TARES: rincari del 25% a Palermo

di Teresa Barone

scritto il

Per le imprese e le famiglie palermitane la nuova TARES porterà rincari fino al 25% rispetto alla TARSU: ecco tutte le stime di Federconsumatori.

La nuova TARES graverà sulle spalle delle imprese e delle famiglie palermitane con un rincaro pari al +25% rispetto alla vecchia TARSU. Lo afferma uno studio portato avanti da Federconsumatori a livello nazionale presentato presso la Camera di Commercio del capoluogo siciliano.

=> Leggi le specifiche della TARES online

Secondo Federconsumatori, la TARES è destinata a intaccare le risorse delle imprese siciliane anche se i rincari effettivi rispetto alla tassa precedente si faranno sentire solo a dicembre: le stime dell’associazione hanno stabilito che, ad esempio, per un locale di 100 metri quadri la nuova imposta potrebbe arrivare a 264 euro, contro una TARSU ferma a 218 euro.

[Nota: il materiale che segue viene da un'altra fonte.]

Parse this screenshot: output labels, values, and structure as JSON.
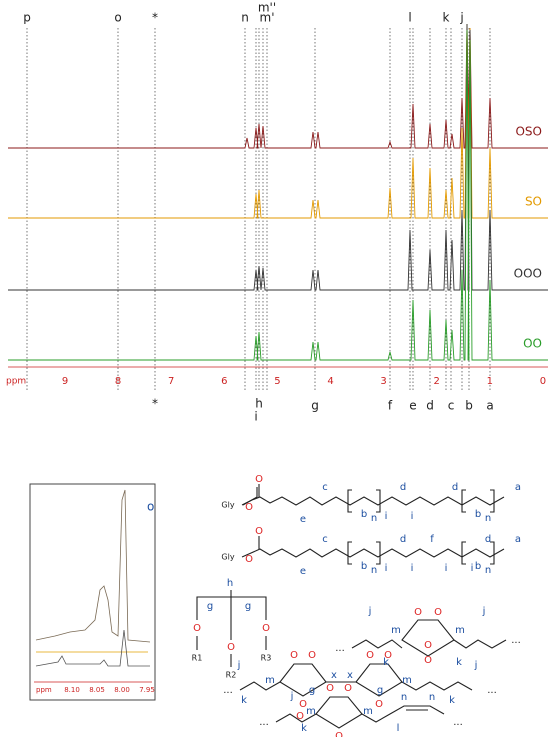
{
  "spectrum": {
    "peak_labels_top": [
      "p",
      "o",
      "*",
      "n",
      "m''",
      "m'",
      "l",
      "k",
      "j"
    ],
    "peak_labels_bottom": [
      "*",
      "h",
      "i",
      "g",
      "f",
      "e",
      "d",
      "c",
      "b",
      "a"
    ],
    "axis": {
      "unit": "ppm",
      "ticks": [
        "9",
        "8",
        "7",
        "6",
        "5",
        "4",
        "3",
        "2",
        "1",
        "0"
      ]
    },
    "traces": [
      "OSO",
      "SO",
      "OOO",
      "OO"
    ]
  },
  "inset": {
    "label": "o",
    "unit": "ppm",
    "ticks": [
      "8.10",
      "8.05",
      "8.00",
      "7.95"
    ]
  },
  "structures": [
    {
      "labels": [
        "Gly",
        "O",
        "O",
        "c",
        "d",
        "d",
        "a",
        "e",
        "b",
        "n",
        "i",
        "i",
        "b",
        "n"
      ]
    },
    {
      "labels": [
        "Gly",
        "O",
        "O",
        "c",
        "d",
        "f",
        "d",
        "a",
        "e",
        "b",
        "n",
        "i",
        "i",
        "i",
        "i",
        "b",
        "n"
      ]
    },
    {
      "labels": [
        "h",
        "g",
        "g",
        "O",
        "O",
        "O",
        "R1",
        "R2",
        "R3"
      ]
    },
    {
      "labels": [
        "...",
        "j",
        "m",
        "O",
        "O",
        "O",
        "O",
        "m",
        "j",
        "k",
        "k",
        "..."
      ]
    },
    {
      "labels": [
        "...",
        "j",
        "m",
        "O",
        "O",
        "O",
        "x",
        "x",
        "O",
        "O",
        "O",
        "m",
        "j",
        "k",
        "g",
        "g",
        "k",
        "..."
      ]
    },
    {
      "labels": [
        "...",
        "j",
        "m",
        "O",
        "O",
        "O",
        "O",
        "m",
        "n",
        "n",
        "k",
        "l",
        "..."
      ]
    }
  ]
}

Lillo Vizzini, presidente regionale di Federconsumatori, lancia un appello per accelerare i tempi di introduzione della raccolta differenziata nell’isola, un cambiamento che porterebbe solo vantaggi per famiglie e attività produttive, proponendo anche l’avvio di un sistema di premialità a favore dei contribuenti.

=> Leggi TARES e IMU: tabella costi 2013

«Come Regione, per la raccolta differenziata siamo ancora al 9,4 per cento, a fronte dell’obiettivo fissato del 65 per cento. Chiediamo la partenza immediata della raccolta differenziata e un trattamento dei rifiuti a chilometro zero, con dei centri di raccolta vicini alla città, organizzati con la presenza di silos dotati di microchip, per creare un sistema di premialità: più il cittadino conferisce i rifiuti differenziati, più sconto avrà sulla TARES da pagare.»